Circling for Peace

At a meeting on Monday, April 3, a dozen or so of us began discussing Peace Circles as a structured way for folks to focus upon a really important issue, and then to identify a way to solve it, and then begin coming up with creative action they themselves can undertake that will begin moving our country toward a solution to the very problem they began to focus on. I used the idea of Peace Education Action Commitments for Everyone, or P.E.A.C.E. Circles to signify five phases of the focusing-to-actions-for-everyone process. We had hardly begun our discussion when we had to end, and we promised to continue.

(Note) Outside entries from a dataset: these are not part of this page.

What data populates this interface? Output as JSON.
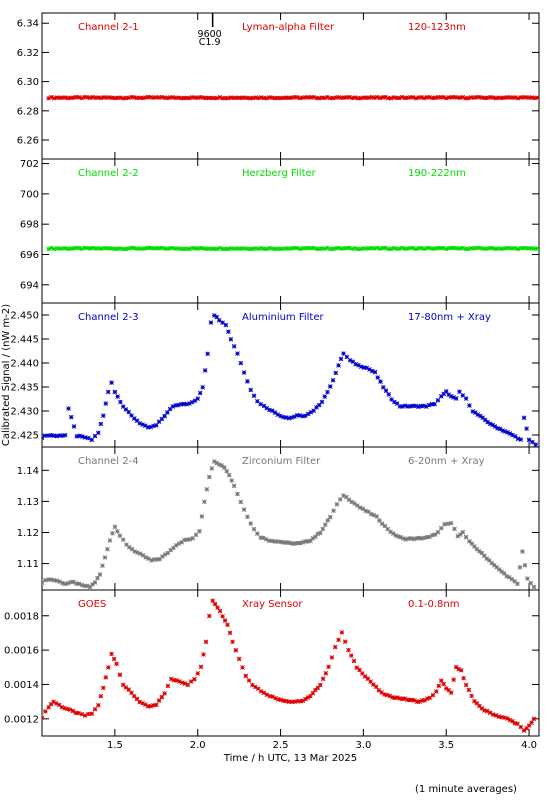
{
  "figure": {
    "ylabel": "Calibrated Signal / (nW m-2)",
    "xlabel": "Time / h UTC, 13 Mar 2025",
    "footnote": "(1 minute averages)",
    "marker": {
      "x": 2.09,
      "labels": [
        "9600",
        "C1.9"
      ]
    },
    "xticks": [
      1.5,
      2.0,
      2.5,
      3.0,
      3.5,
      4.0
    ],
    "xticklabels": [
      "1.5",
      "2.0",
      "2.5",
      "3.0",
      "3.5",
      "4.0"
    ],
    "xlim": [
      1.06,
      4.06
    ]
  },
  "chart_data": [
    {
      "type": "scatter",
      "color": "#dd0000",
      "labels": {
        "channel": "Channel 2-1",
        "filter": "Lyman-alpha Filter",
        "band": "120-123nm"
      },
      "ylim": [
        6.247,
        6.347
      ],
      "yticks": [
        6.26,
        6.28,
        6.3,
        6.32,
        6.34
      ],
      "yticklabels": [
        "6.26",
        "6.28",
        "6.30",
        "6.32",
        "6.34"
      ],
      "series": [
        {
          "values": [
            [
              1.1,
              6.289
            ],
            [
              1.3,
              6.289
            ],
            [
              1.5,
              6.289
            ],
            [
              1.7,
              6.289
            ],
            [
              1.9,
              6.289
            ],
            [
              2.1,
              6.289
            ],
            [
              2.3,
              6.289
            ],
            [
              2.5,
              6.289
            ],
            [
              2.7,
              6.289
            ],
            [
              2.9,
              6.289
            ],
            [
              3.1,
              6.289
            ],
            [
              3.3,
              6.289
            ],
            [
              3.5,
              6.289
            ],
            [
              3.7,
              6.289
            ],
            [
              3.9,
              6.289
            ],
            [
              4.05,
              6.289
            ]
          ]
        }
      ]
    },
    {
      "type": "scatter",
      "color": "#00dd00",
      "labels": {
        "channel": "Channel 2-2",
        "filter": "Herzberg Filter",
        "band": "190-222nm"
      },
      "ylim": [
        692.8,
        702.3
      ],
      "yticks": [
        694,
        696,
        698,
        700,
        702
      ],
      "yticklabels": [
        "694",
        "696",
        "698",
        "700",
        "702"
      ],
      "series": [
        {
          "values": [
            [
              1.1,
              696.4
            ],
            [
              1.3,
              696.4
            ],
            [
              1.5,
              696.4
            ],
            [
              1.7,
              696.4
            ],
            [
              1.9,
              696.4
            ],
            [
              2.1,
              696.4
            ],
            [
              2.3,
              696.4
            ],
            [
              2.5,
              696.4
            ],
            [
              2.7,
              696.4
            ],
            [
              2.9,
              696.4
            ],
            [
              3.1,
              696.4
            ],
            [
              3.3,
              696.4
            ],
            [
              3.5,
              696.4
            ],
            [
              3.7,
              696.4
            ],
            [
              3.9,
              696.4
            ],
            [
              4.05,
              696.4
            ]
          ]
        }
      ]
    },
    {
      "type": "scatter",
      "color": "#0000cc",
      "labels": {
        "channel": "Channel 2-3",
        "filter": "Aluminium Filter",
        "band": "17-80nm + Xray"
      },
      "ylim": [
        2.4225,
        2.4525
      ],
      "yticks": [
        2.425,
        2.43,
        2.435,
        2.44,
        2.445,
        2.45
      ],
      "yticklabels": [
        "2.425",
        "2.430",
        "2.435",
        "2.440",
        "2.445",
        "2.450"
      ],
      "series": [
        {
          "values": [
            [
              1.06,
              2.4245
            ],
            [
              1.1,
              2.425
            ],
            [
              1.15,
              2.4248
            ],
            [
              1.2,
              2.425
            ],
            [
              1.22,
              2.4305
            ],
            [
              1.27,
              2.4248
            ],
            [
              1.32,
              2.4245
            ],
            [
              1.36,
              2.424
            ],
            [
              1.4,
              2.4255
            ],
            [
              1.43,
              2.429
            ],
            [
              1.46,
              2.434
            ],
            [
              1.48,
              2.436
            ],
            [
              1.5,
              2.434
            ],
            [
              1.55,
              2.431
            ],
            [
              1.6,
              2.429
            ],
            [
              1.65,
              2.4275
            ],
            [
              1.7,
              2.4265
            ],
            [
              1.75,
              2.427
            ],
            [
              1.8,
              2.429
            ],
            [
              1.85,
              2.431
            ],
            [
              1.9,
              2.4315
            ],
            [
              1.95,
              2.4315
            ],
            [
              2.0,
              2.4325
            ],
            [
              2.03,
              2.435
            ],
            [
              2.06,
              2.442
            ],
            [
              2.08,
              2.4485
            ],
            [
              2.1,
              2.45
            ],
            [
              2.13,
              2.449
            ],
            [
              2.17,
              2.448
            ],
            [
              2.2,
              2.445
            ],
            [
              2.24,
              2.442
            ],
            [
              2.28,
              2.438
            ],
            [
              2.32,
              2.4345
            ],
            [
              2.36,
              2.432
            ],
            [
              2.4,
              2.431
            ],
            [
              2.45,
              2.43
            ],
            [
              2.5,
              2.429
            ],
            [
              2.55,
              2.4285
            ],
            [
              2.6,
              2.429
            ],
            [
              2.65,
              2.429
            ],
            [
              2.7,
              2.43
            ],
            [
              2.75,
              2.432
            ],
            [
              2.8,
              2.435
            ],
            [
              2.85,
              2.4395
            ],
            [
              2.88,
              2.442
            ],
            [
              2.92,
              2.4405
            ],
            [
              2.97,
              2.4395
            ],
            [
              3.02,
              2.439
            ],
            [
              3.07,
              2.438
            ],
            [
              3.12,
              2.435
            ],
            [
              3.17,
              2.4325
            ],
            [
              3.22,
              2.431
            ],
            [
              3.3,
              2.431
            ],
            [
              3.38,
              2.431
            ],
            [
              3.43,
              2.4315
            ],
            [
              3.47,
              2.433
            ],
            [
              3.5,
              2.434
            ],
            [
              3.53,
              2.433
            ],
            [
              3.56,
              2.4325
            ],
            [
              3.58,
              2.434
            ],
            [
              3.62,
              2.4325
            ],
            [
              3.66,
              2.43
            ],
            [
              3.72,
              2.4285
            ],
            [
              3.78,
              2.427
            ],
            [
              3.84,
              2.426
            ],
            [
              3.9,
              2.425
            ],
            [
              3.95,
              2.424
            ],
            [
              3.97,
              2.4285
            ],
            [
              4.0,
              2.424
            ],
            [
              4.04,
              2.423
            ]
          ]
        }
      ]
    },
    {
      "type": "scatter",
      "color": "#777777",
      "labels": {
        "channel": "Channel 2-4",
        "filter": "Zirconium Filter",
        "band": "6-20nm + Xray"
      },
      "ylim": [
        1.1015,
        1.1475
      ],
      "yticks": [
        1.11,
        1.12,
        1.13,
        1.14
      ],
      "yticklabels": [
        "1.11",
        "1.12",
        "1.13",
        "1.14"
      ],
      "series": [
        {
          "values": [
            [
              1.06,
              1.104
            ],
            [
              1.1,
              1.105
            ],
            [
              1.15,
              1.1045
            ],
            [
              1.2,
              1.1035
            ],
            [
              1.25,
              1.104
            ],
            [
              1.3,
              1.103
            ],
            [
              1.35,
              1.1025
            ],
            [
              1.38,
              1.104
            ],
            [
              1.41,
              1.1065
            ],
            [
              1.44,
              1.112
            ],
            [
              1.47,
              1.1175
            ],
            [
              1.5,
              1.122
            ],
            [
              1.53,
              1.119
            ],
            [
              1.57,
              1.116
            ],
            [
              1.62,
              1.114
            ],
            [
              1.67,
              1.1125
            ],
            [
              1.72,
              1.111
            ],
            [
              1.77,
              1.1115
            ],
            [
              1.82,
              1.1135
            ],
            [
              1.87,
              1.116
            ],
            [
              1.92,
              1.1175
            ],
            [
              1.97,
              1.118
            ],
            [
              2.01,
              1.1205
            ],
            [
              2.04,
              1.13
            ],
            [
              2.07,
              1.138
            ],
            [
              2.1,
              1.143
            ],
            [
              2.13,
              1.142
            ],
            [
              2.16,
              1.141
            ],
            [
              2.19,
              1.1385
            ],
            [
              2.22,
              1.135
            ],
            [
              2.26,
              1.13
            ],
            [
              2.3,
              1.125
            ],
            [
              2.34,
              1.121
            ],
            [
              2.38,
              1.1185
            ],
            [
              2.43,
              1.1175
            ],
            [
              2.5,
              1.117
            ],
            [
              2.56,
              1.1165
            ],
            [
              2.62,
              1.1165
            ],
            [
              2.68,
              1.1175
            ],
            [
              2.74,
              1.12
            ],
            [
              2.8,
              1.125
            ],
            [
              2.84,
              1.129
            ],
            [
              2.88,
              1.132
            ],
            [
              2.93,
              1.13
            ],
            [
              2.98,
              1.128
            ],
            [
              3.03,
              1.1265
            ],
            [
              3.08,
              1.125
            ],
            [
              3.13,
              1.122
            ],
            [
              3.18,
              1.1195
            ],
            [
              3.24,
              1.118
            ],
            [
              3.32,
              1.118
            ],
            [
              3.4,
              1.1185
            ],
            [
              3.45,
              1.12
            ],
            [
              3.49,
              1.1225
            ],
            [
              3.53,
              1.123
            ],
            [
              3.57,
              1.119
            ],
            [
              3.6,
              1.12
            ],
            [
              3.64,
              1.117
            ],
            [
              3.7,
              1.114
            ],
            [
              3.76,
              1.111
            ],
            [
              3.82,
              1.108
            ],
            [
              3.88,
              1.1055
            ],
            [
              3.93,
              1.1035
            ],
            [
              3.96,
              1.114
            ],
            [
              3.99,
              1.105
            ],
            [
              4.03,
              1.1025
            ]
          ]
        }
      ]
    },
    {
      "type": "scatter",
      "color": "#dd0000",
      "labels": {
        "channel": "GOES",
        "filter": "Xray Sensor",
        "band": "0.1-0.8nm"
      },
      "ylim": [
        0.0011,
        0.00195
      ],
      "yticks": [
        0.0012,
        0.0014,
        0.0016,
        0.0018
      ],
      "yticklabels": [
        "0.0012",
        "0.0014",
        "0.0016",
        "0.0018"
      ],
      "series": [
        {
          "values": [
            [
              1.06,
              0.00121
            ],
            [
              1.1,
              0.00127
            ],
            [
              1.13,
              0.0013
            ],
            [
              1.18,
              0.00127
            ],
            [
              1.23,
              0.00125
            ],
            [
              1.28,
              0.00123
            ],
            [
              1.32,
              0.00122
            ],
            [
              1.36,
              0.00123
            ],
            [
              1.4,
              0.00128
            ],
            [
              1.43,
              0.00138
            ],
            [
              1.46,
              0.0015
            ],
            [
              1.48,
              0.00158
            ],
            [
              1.51,
              0.00152
            ],
            [
              1.55,
              0.0014
            ],
            [
              1.6,
              0.00135
            ],
            [
              1.65,
              0.0013
            ],
            [
              1.7,
              0.00127
            ],
            [
              1.75,
              0.00128
            ],
            [
              1.8,
              0.00135
            ],
            [
              1.84,
              0.00143
            ],
            [
              1.89,
              0.00142
            ],
            [
              1.94,
              0.0014
            ],
            [
              1.98,
              0.00143
            ],
            [
              2.02,
              0.0015
            ],
            [
              2.05,
              0.00165
            ],
            [
              2.07,
              0.0018
            ],
            [
              2.09,
              0.00189
            ],
            [
              2.12,
              0.00185
            ],
            [
              2.15,
              0.0018
            ],
            [
              2.18,
              0.00175
            ],
            [
              2.21,
              0.00165
            ],
            [
              2.25,
              0.00155
            ],
            [
              2.29,
              0.00145
            ],
            [
              2.33,
              0.0014
            ],
            [
              2.4,
              0.00135
            ],
            [
              2.47,
              0.00132
            ],
            [
              2.55,
              0.0013
            ],
            [
              2.62,
              0.0013
            ],
            [
              2.68,
              0.00133
            ],
            [
              2.74,
              0.0014
            ],
            [
              2.79,
              0.0015
            ],
            [
              2.83,
              0.00162
            ],
            [
              2.87,
              0.0017
            ],
            [
              2.91,
              0.0016
            ],
            [
              2.96,
              0.0015
            ],
            [
              3.01,
              0.00145
            ],
            [
              3.06,
              0.0014
            ],
            [
              3.11,
              0.00135
            ],
            [
              3.16,
              0.00133
            ],
            [
              3.22,
              0.00132
            ],
            [
              3.28,
              0.00131
            ],
            [
              3.34,
              0.0013
            ],
            [
              3.4,
              0.00132
            ],
            [
              3.44,
              0.00136
            ],
            [
              3.47,
              0.00142
            ],
            [
              3.5,
              0.00138
            ],
            [
              3.53,
              0.00135
            ],
            [
              3.56,
              0.0015
            ],
            [
              3.59,
              0.00148
            ],
            [
              3.62,
              0.0014
            ],
            [
              3.67,
              0.0013
            ],
            [
              3.73,
              0.00125
            ],
            [
              3.8,
              0.00122
            ],
            [
              3.87,
              0.0012
            ],
            [
              3.93,
              0.00117
            ],
            [
              3.97,
              0.00113
            ],
            [
              4.0,
              0.00116
            ],
            [
              4.03,
              0.0012
            ]
          ]
        }
      ]
    }
  ]
}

At the meeting, I found myself a bit ambivalent about whether to focus most on the five-session model, or on the problem it was designed to address, or on how the structure of the model actually addressed that problem by changing its components. The problem as I saw it was not only war, violence, and terrorism, the latter a response to violence, but was a broader culture that accepted, tolerated, and even preferred violence as the most trusted way to solve its conflicts. This culture pervades our country and its politics. Most leaders and followers of both parties seem to subscribe to it and in practice support it.

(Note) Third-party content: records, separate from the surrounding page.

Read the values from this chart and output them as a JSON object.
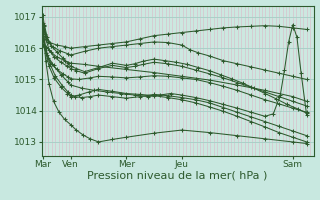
{
  "bg_color": "#c8e8e0",
  "plot_bg_color": "#cce8e0",
  "line_color": "#2d5a2d",
  "grid_color_v": "#dbb8c8",
  "grid_color_h": "#aad0c8",
  "xlabel": "Pression niveau de la mer( hPa )",
  "xlabel_fontsize": 8,
  "xtick_labels": [
    "Mar",
    "Ven",
    "Mer",
    "Jeu",
    "Sam"
  ],
  "xtick_positions": [
    0,
    1,
    3,
    5,
    9
  ],
  "ytick_labels": [
    "1013",
    "1014",
    "1015",
    "1016",
    "1017"
  ],
  "ytick_values": [
    1013,
    1014,
    1015,
    1016,
    1017
  ],
  "ylim": [
    1012.55,
    1017.35
  ],
  "xlim": [
    -0.05,
    9.75
  ],
  "num_vlines": 80,
  "lines": [
    {
      "x": [
        0.0,
        0.05,
        0.12,
        0.25,
        0.5,
        0.8,
        1.0,
        1.5,
        2.0,
        2.5,
        3.0,
        3.5,
        4.0,
        4.5,
        5.0,
        5.5,
        6.0,
        6.5,
        7.0,
        7.5,
        8.0,
        8.5,
        9.0,
        9.5
      ],
      "y": [
        1017.05,
        1016.7,
        1016.35,
        1016.18,
        1016.1,
        1016.05,
        1016.0,
        1016.05,
        1016.1,
        1016.15,
        1016.2,
        1016.3,
        1016.4,
        1016.45,
        1016.5,
        1016.55,
        1016.6,
        1016.65,
        1016.68,
        1016.7,
        1016.72,
        1016.7,
        1016.65,
        1016.6
      ]
    },
    {
      "x": [
        0.0,
        0.08,
        0.18,
        0.35,
        0.6,
        0.9,
        1.0,
        1.5,
        2.0,
        2.5,
        3.0,
        3.5,
        4.0,
        4.5,
        5.0,
        5.3,
        5.6,
        6.0,
        6.5,
        7.0,
        7.5,
        8.0,
        8.5,
        9.0,
        9.5
      ],
      "y": [
        1016.8,
        1016.45,
        1016.2,
        1016.05,
        1015.92,
        1015.82,
        1015.78,
        1015.9,
        1016.0,
        1016.05,
        1016.1,
        1016.15,
        1016.2,
        1016.18,
        1016.1,
        1015.95,
        1015.85,
        1015.75,
        1015.6,
        1015.5,
        1015.4,
        1015.3,
        1015.2,
        1015.1,
        1015.0
      ]
    },
    {
      "x": [
        0.0,
        0.1,
        0.22,
        0.4,
        0.65,
        0.88,
        1.0,
        1.2,
        1.5,
        2.0,
        2.5,
        3.0,
        3.3,
        3.6,
        4.0,
        4.5,
        5.0,
        5.5,
        6.0,
        6.5,
        7.0,
        7.5,
        8.0,
        8.5,
        9.0,
        9.5
      ],
      "y": [
        1016.75,
        1016.3,
        1015.95,
        1015.72,
        1015.55,
        1015.42,
        1015.35,
        1015.28,
        1015.2,
        1015.35,
        1015.45,
        1015.38,
        1015.42,
        1015.48,
        1015.55,
        1015.5,
        1015.42,
        1015.3,
        1015.18,
        1015.05,
        1014.9,
        1014.75,
        1014.6,
        1014.45,
        1014.3,
        1014.15
      ]
    },
    {
      "x": [
        0.0,
        0.1,
        0.25,
        0.45,
        0.7,
        0.9,
        1.0,
        1.15,
        1.4,
        1.7,
        2.0,
        2.5,
        3.0,
        3.5,
        4.0,
        4.5,
        5.0,
        5.5,
        6.0,
        6.5,
        7.0,
        7.5,
        8.0,
        8.5,
        9.0,
        9.5
      ],
      "y": [
        1016.6,
        1016.0,
        1015.5,
        1015.1,
        1014.8,
        1014.6,
        1014.5,
        1014.45,
        1014.42,
        1014.45,
        1014.5,
        1014.45,
        1014.4,
        1014.45,
        1014.52,
        1014.48,
        1014.42,
        1014.35,
        1014.25,
        1014.1,
        1013.95,
        1013.8,
        1013.65,
        1013.5,
        1013.35,
        1013.2
      ]
    },
    {
      "x": [
        0.0,
        0.1,
        0.22,
        0.38,
        0.58,
        0.78,
        1.0,
        1.2,
        1.45,
        1.7,
        2.0,
        2.5,
        3.0,
        4.0,
        5.0,
        6.0,
        7.0,
        8.0,
        9.0,
        9.5
      ],
      "y": [
        1016.55,
        1015.6,
        1014.85,
        1014.3,
        1013.95,
        1013.72,
        1013.55,
        1013.38,
        1013.22,
        1013.1,
        1013.0,
        1013.08,
        1013.15,
        1013.28,
        1013.38,
        1013.3,
        1013.2,
        1013.1,
        1013.0,
        1012.95
      ]
    },
    {
      "x": [
        0.0,
        0.07,
        0.18,
        0.32,
        0.5,
        0.72,
        0.9,
        1.0,
        1.3,
        1.7,
        2.0,
        2.5,
        3.0,
        3.5,
        4.0,
        4.5,
        5.0,
        5.5,
        6.0,
        6.5,
        7.0,
        7.5,
        8.0,
        8.5,
        9.0,
        9.5
      ],
      "y": [
        1016.45,
        1016.05,
        1015.7,
        1015.48,
        1015.32,
        1015.18,
        1015.08,
        1015.02,
        1015.0,
        1015.05,
        1015.1,
        1015.08,
        1015.05,
        1015.08,
        1015.12,
        1015.1,
        1015.05,
        1015.0,
        1014.9,
        1014.78,
        1014.65,
        1014.5,
        1014.35,
        1014.22,
        1014.08,
        1013.95
      ]
    },
    {
      "x": [
        0.0,
        0.1,
        0.22,
        0.4,
        0.65,
        0.88,
        1.0,
        1.3,
        1.65,
        2.0,
        2.5,
        3.0,
        3.5,
        4.0,
        4.5,
        5.0,
        5.5,
        6.0,
        6.5,
        7.0,
        7.5,
        8.0,
        8.5,
        9.0,
        9.5
      ],
      "y": [
        1016.4,
        1015.85,
        1015.42,
        1015.05,
        1014.75,
        1014.55,
        1014.45,
        1014.5,
        1014.6,
        1014.68,
        1014.62,
        1014.55,
        1014.52,
        1014.48,
        1014.42,
        1014.35,
        1014.25,
        1014.12,
        1013.98,
        1013.82,
        1013.65,
        1013.48,
        1013.3,
        1013.15,
        1013.0
      ]
    },
    {
      "x": [
        0.05,
        0.15,
        0.3,
        0.5,
        0.72,
        0.9,
        1.0,
        1.2,
        1.5,
        2.0,
        2.5,
        3.0,
        3.3,
        3.6,
        4.0,
        4.4,
        4.8,
        5.2,
        5.6,
        6.0,
        6.4,
        6.8,
        7.2,
        7.6,
        8.0,
        8.4,
        8.8,
        9.2,
        9.5
      ],
      "y": [
        1016.75,
        1016.35,
        1016.08,
        1015.88,
        1015.68,
        1015.52,
        1015.42,
        1015.35,
        1015.25,
        1015.38,
        1015.52,
        1015.45,
        1015.5,
        1015.58,
        1015.65,
        1015.6,
        1015.55,
        1015.48,
        1015.38,
        1015.28,
        1015.15,
        1015.02,
        1014.88,
        1014.72,
        1014.55,
        1014.38,
        1014.2,
        1014.05,
        1013.92
      ]
    },
    {
      "x": [
        0.0,
        0.1,
        0.28,
        0.5,
        0.78,
        1.0,
        1.5,
        2.0,
        3.0,
        4.0,
        5.0,
        6.0,
        7.0,
        8.0,
        9.0,
        9.5
      ],
      "y": [
        1016.25,
        1016.05,
        1015.88,
        1015.72,
        1015.6,
        1015.52,
        1015.48,
        1015.42,
        1015.32,
        1015.22,
        1015.1,
        1014.98,
        1014.82,
        1014.65,
        1014.45,
        1014.3
      ]
    },
    {
      "x": [
        0.0,
        0.15,
        0.38,
        0.65,
        0.9,
        1.0,
        1.4,
        1.85,
        2.3,
        2.8,
        3.3,
        3.8,
        4.2,
        4.6,
        5.0,
        5.5,
        6.0,
        6.5,
        7.0,
        7.5,
        8.0,
        8.3,
        8.55,
        8.7,
        8.85,
        9.0,
        9.15,
        9.3,
        9.5
      ],
      "y": [
        1016.1,
        1015.78,
        1015.45,
        1015.15,
        1014.92,
        1014.82,
        1014.72,
        1014.65,
        1014.6,
        1014.55,
        1014.5,
        1014.45,
        1014.5,
        1014.55,
        1014.5,
        1014.42,
        1014.32,
        1014.2,
        1014.08,
        1013.95,
        1013.82,
        1013.9,
        1014.5,
        1015.3,
        1016.2,
        1016.75,
        1016.35,
        1015.2,
        1013.85
      ]
    }
  ]
}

In our political system, our elected leaders tend to cater to the electorate, and thus follow the lead of the electorate, rather than leading them. To effect a change in our politics, we thus have to begin with a change in our culture at a grassroots level. Hence the idea of involving ordinary folks in basic discussions of what's going on, what they think about what's going on, and what they might want to do to change what's going on. At a grassroots level, we have access and opportunities to begin a process of change and growth in values, priorities, and understanding.

Changing but a few minds, of course, would result in little change overall. But if each person who undergoes change recruits but five more folks into a similar opportunity for change, then change gets amplified exponentially. From 5 to 25, to 125, to 625, to 3025, etc. From a handful to dozens, from dozens to hundreds, from hundreds to thousands, from thousands to tens and hundreds of thousands, to millions, to tens and hundreds of millions. The key to large-scale change is relatively simple: each persons recruits another handful. That's all it would take. Instead of a few people doing a lot, a lot of people would each do a little. In theory, one could thus change the way much of the country thinks, circle by circle, by 2008.

But a lot else would change too. People would become accustomed to a new way of problem-solving, a new form of group action, new attitudes toward both self and towards others, a new appreciation for what people can do in groups when they put their minds to it. We would likely end up with a healthier democracy. People would have learned a way to break big and recurring problems down into fundamental resolvable ones.